Rolls Royce
Perspective

Les rois de la route

Le réputé constructeur automobile nous accueille sous le capot de son usine de Goodwood.

Rolls Royce car

Niché dans la campagne verdoyante près de la côte méridionale de l’Angleterre, le siège social architectural primé de Rolls-Royce Motor Cars est très loin – dans tous les sens du terme – d’une usine automobile normale.  

À deux heures de Londres, sur un site de 16 hectares en périphérie de Chichester, dans le West Sussex, l’usine de Goodwood est une merveille de design moderniste, avec ses murs aux colonnes de verre et d’acier couverts du plus grand toit végétal sur une usine du Royaume-Uni (d’environ 32 000 mètres carrés). Construite au bord d’un grand lac central pour faciliter le drainage et attirer les oiseaux, et entourée de plus de 400 000 plantes et arbres, cette usine bien pensée se marie sans effort à la campagne anglaise, tout en réduisant l’empreinte environnementale de l’entreprise. 

Ouverte en 2003 et agrandie depuis, l’usine de Goodwood accueille la conception et le montage de tous les modèles actuels de la célèbre marque. L’histoire de cette griffe remonte aux premiers jours de l’automobile, en 1904, lorsque le génie ingénieux Henry Royce s’est joint à l’entrepreneur aristocrate Charles Rolls. Leur modèle avant-gardiste Silver Ghost lancé en 1906 a été sacré « meilleure voiture du monde » par le magazine Autocar en raison de sa puissance, de sa qualité, de son raffinement et de sa fiabilité inégalés. Ce superlatif lui est resté et la marque est devenu synonyme de ce qui se fait de mieux dans tous les domaines : « la Rolls-Royce de… ». Aujourd’hui, la société est toujours en quête de perfection, n’ayant vendu que 4 107 voitures en 2018, soit le total annuel le plus élevé dans les 115 ans d’histoire de la marque, et comptant plus de 2000 employés.
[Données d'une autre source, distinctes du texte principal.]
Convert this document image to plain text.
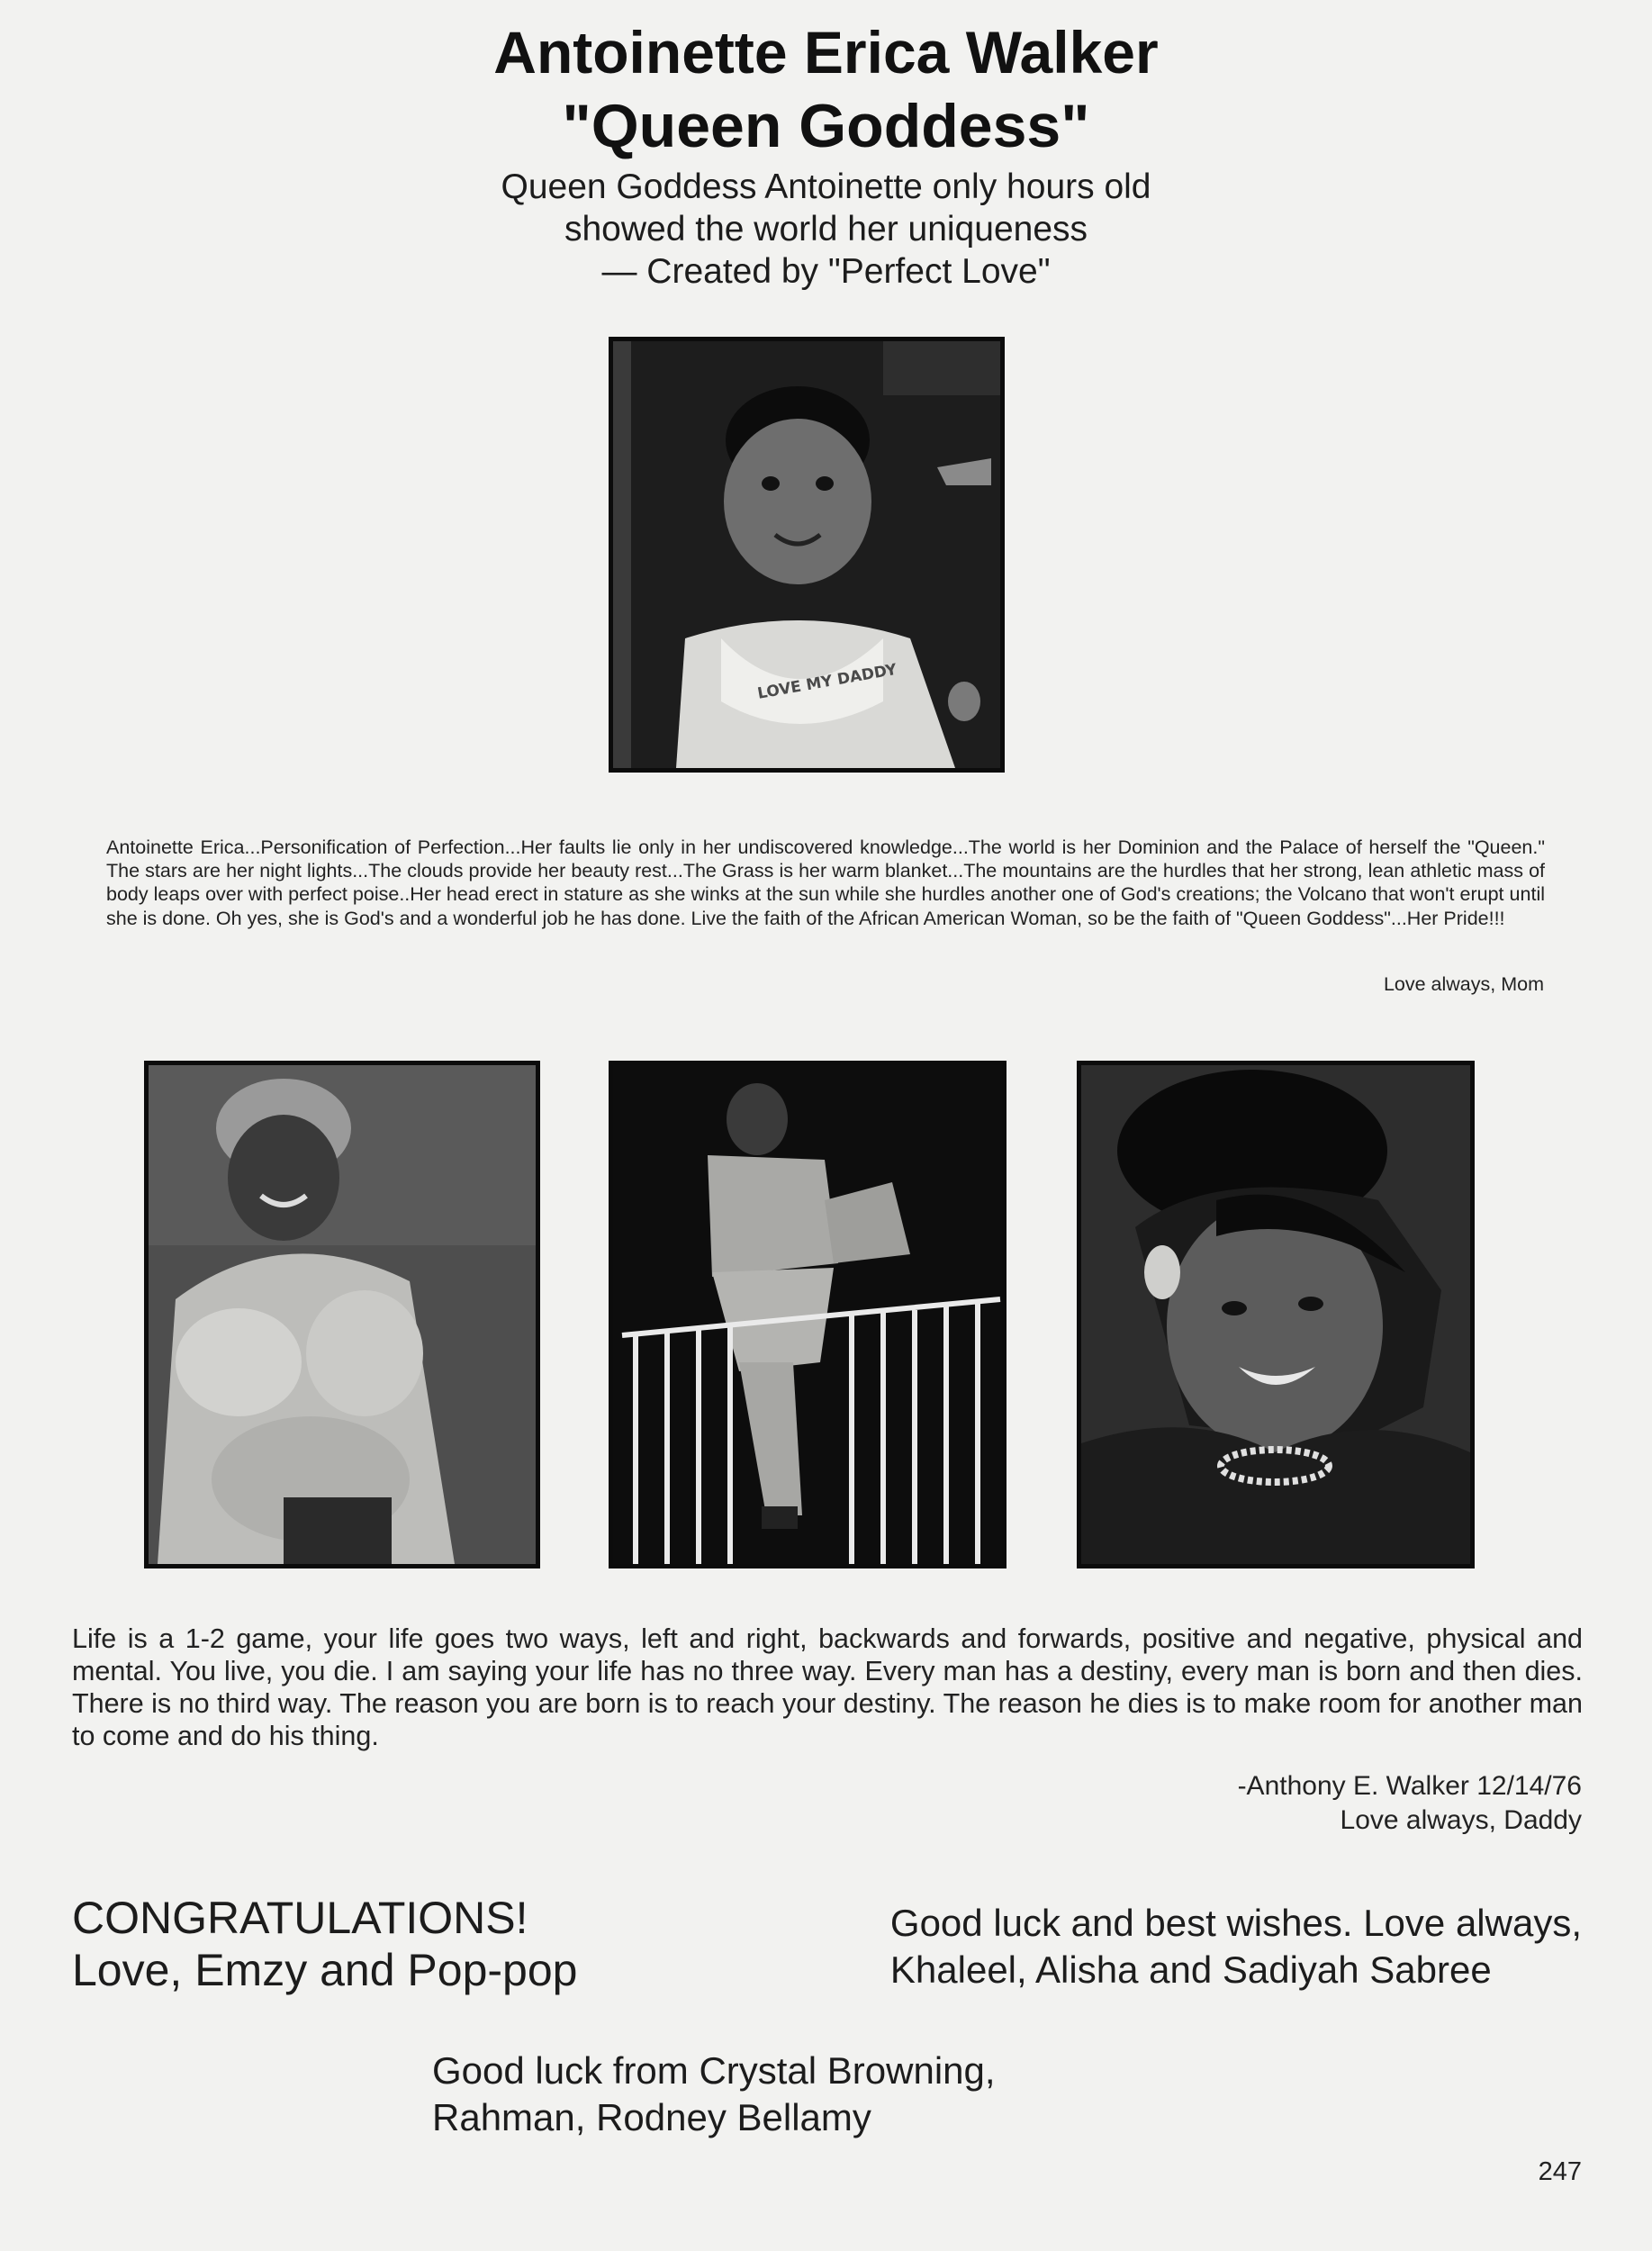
Antoinette Erica Walker
"Queen Goddess"
Queen Goddess Antoinette only hours old
showed the world her uniqueness
— Created by "Perfect Love"
LOVE MY DADDY
Antoinette Erica...Personification of Perfection...Her faults lie only in her undiscovered knowledge...The world is her Dominion and the Palace of herself the "Queen." The stars are her night lights...The clouds provide her beauty rest...The Grass is her warm blanket...The mountains are the hurdles that her strong, lean athletic mass of body leaps over with perfect poise..Her head erect in stature as she winks at the sun while she hurdles another one of God's creations; the Volcano that won't erupt until she is done. Oh yes, she is God's and a wonderful job he has done. Live the faith of the African American Woman, so be the faith of "Queen Goddess"...Her Pride!!!
Love always, Mom
Life is a 1-2 game, your life goes two ways, left and right, backwards and forwards, positive and negative, physical and mental. You live, you die. I am saying your life has no three way. Every man has a destiny, every man is born and then dies. There is no third way. The reason you are born is to reach your destiny. The reason he dies is to make room for another man to come and do his thing.
-Anthony E. Walker 12/14/76
Love always, Daddy
CONGRATULATIONS!
Love, Emzy and Pop-pop
Good luck and best wishes. Love always,
Khaleel, Alisha and Sadiyah Sabree
Good luck from Crystal Browning,
Rahman, Rodney Bellamy
247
Mais contrairement à d’autres sociétés de produits de luxe, son siège social est également un lieu où les clients peuvent discuter de leurs spécifications et vivre directement l’expérience du savoir-faire de la marque. 
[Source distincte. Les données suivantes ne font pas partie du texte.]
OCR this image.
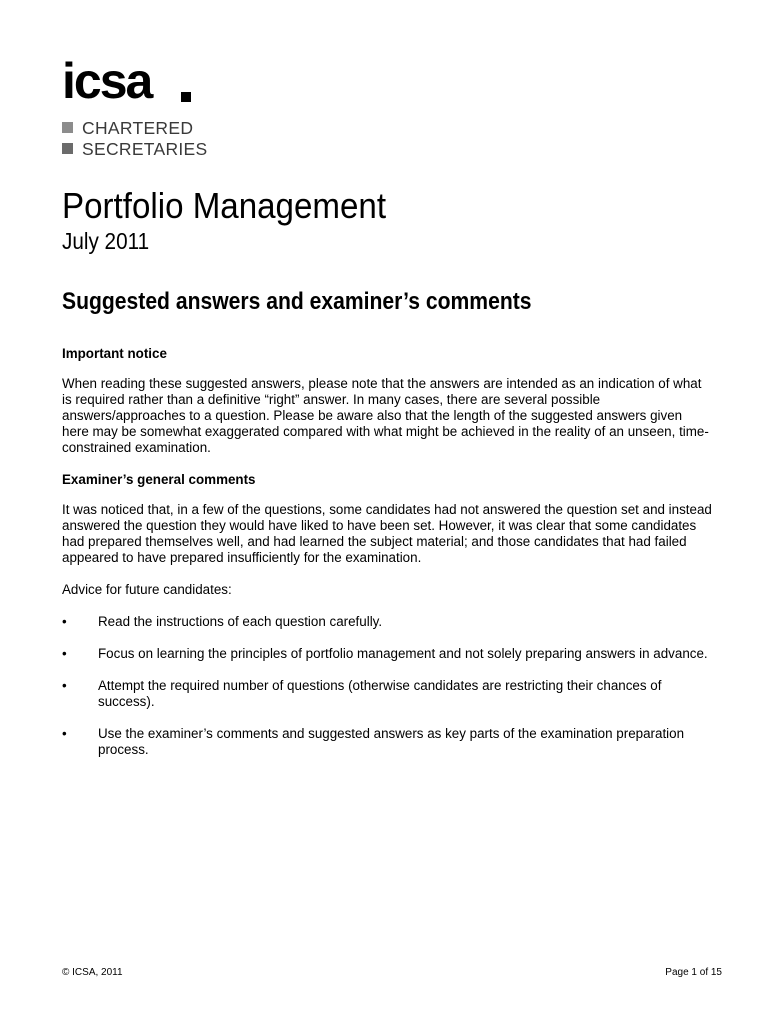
icsa
CHARTERED
SECRETARIES
Portfolio Management
July 2011
Suggested answers and examiner’s comments
Important notice

When reading these suggested answers, please note that the answers are intended as an indication of what is required rather than a definitive “right” answer. In many cases, there are several possible answers/approaches to a question. Please be aware also that the length of the suggested answers given here may be somewhat exaggerated compared with what might be achieved in the reality of an unseen, time-constrained examination.

Examiner’s general comments

It was noticed that, in a few of the questions, some candidates had not answered the question set and instead answered the question they would have liked to have been set. However, it was clear that some candidates had prepared themselves well, and had learned the subject material; and those candidates that had failed appeared to have prepared insufficiently for the examination.

Advice for future candidates:

• Read the instructions of each question carefully.
• Focus on learning the principles of portfolio management and not solely preparing answers in advance.
• Attempt the required number of questions (otherwise candidates are restricting their chances of success).
• Use the examiner’s comments and suggested answers as key parts of the examination preparation process.
© ICSA, 2011	Page 1 of 15
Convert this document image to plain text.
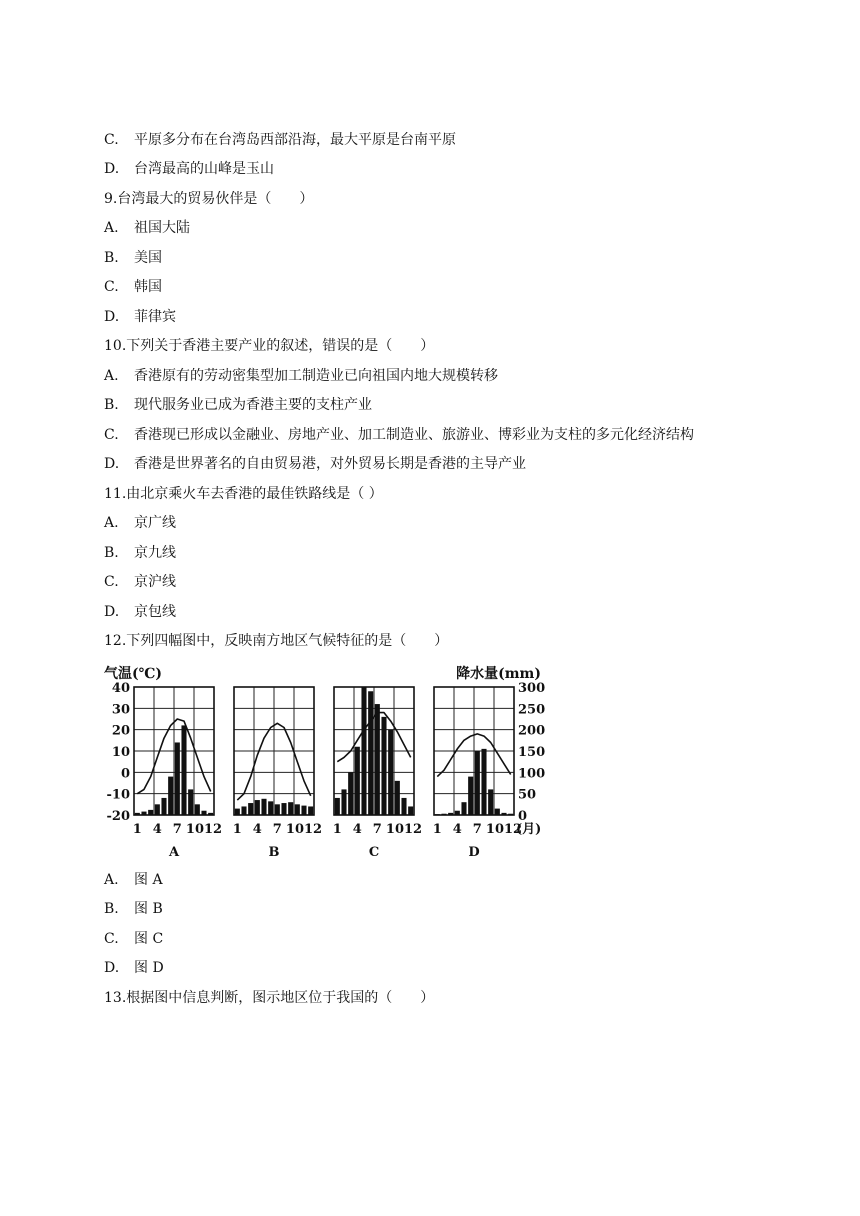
C. 平原多分布在台湾岛西部沿海，最大平原是台南平原
D. 台湾最高的山峰是玉山
9.台湾最大的贸易伙伴是（　　）
A. 祖国大陆
B. 美国
C. 韩国
D. 菲律宾
10.下列关于香港主要产业的叙述，错误的是（　　）
A. 香港原有的劳动密集型加工制造业已向祖国内地大规模转移
B. 现代服务业已成为香港主要的支柱产业
C. 香港现已形成以金融业、房地产业、加工制造业、旅游业、博彩业为支柱的多元化经济结构
D. 香港是世界著名的自由贸易港，对外贸易长期是香港的主导产业
11.由北京乘火车去香港的最佳铁路线是（ ）
A. 京广线
B. 京九线
C. 京沪线
D. 京包线
12.下列四幅图中，反映南方地区气候特征的是（　　）
气温(℃)	降水量(mm)
40
30
20
10
0
-10
-20
300
250
200
150
100
50
0
1 4 7 1012
A
1 4 7 1012
B
1 4 7 1012
C
1 4 7 1012
D
(月)
A. 图 A
B. 图 B
C. 图 C
D. 图 D
13.根据图中信息判断，图示地区位于我国的（　　）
« Ce qui nous distingue, c’est la façon dont le processus créateur commence », explique Alex Innes, chef du design de carrosserie de Rolls-Royce, dans l’atmosphère raffinée des ateliers. Là, des échantillons de cuir, des bobines de fil de première qualité et des exemples de marqueterie de bois exotiques sont soigneusement exposés derrière de confortables sofas et des tables de réunion. « Il est important de comprendre la définition du mot anglais bespoke, (« sur mesure ») poursuit M. Innes. « Ce mot est plutôt galvaudé, mais son origine est bien connue. Dans Savile Row, lorsqu’un vêtement était coupé pour un client en particulier et mis de côté, c’était pour qu’on en parle – « to be spoken for ». Cette même philosophie nous sert aujourd’hui à créer ces voitures magnifiques. Tout commence par le client. » 

Rolls Royce facility

Comme presque toutes les Rolls-Royce ont des éléments sur mesure, ce qualificatif n’est pas sans fondement. « Nous n’offrons pas d’options prédéterminées, explique M. Innes. Nous partons d’une page blanche : nous mettons le client en présence de l’équipe de design, non devant un vendeur. Ce qui rend le processus similaire à la construction d’un super-yacht ou d’une maison de rêve. »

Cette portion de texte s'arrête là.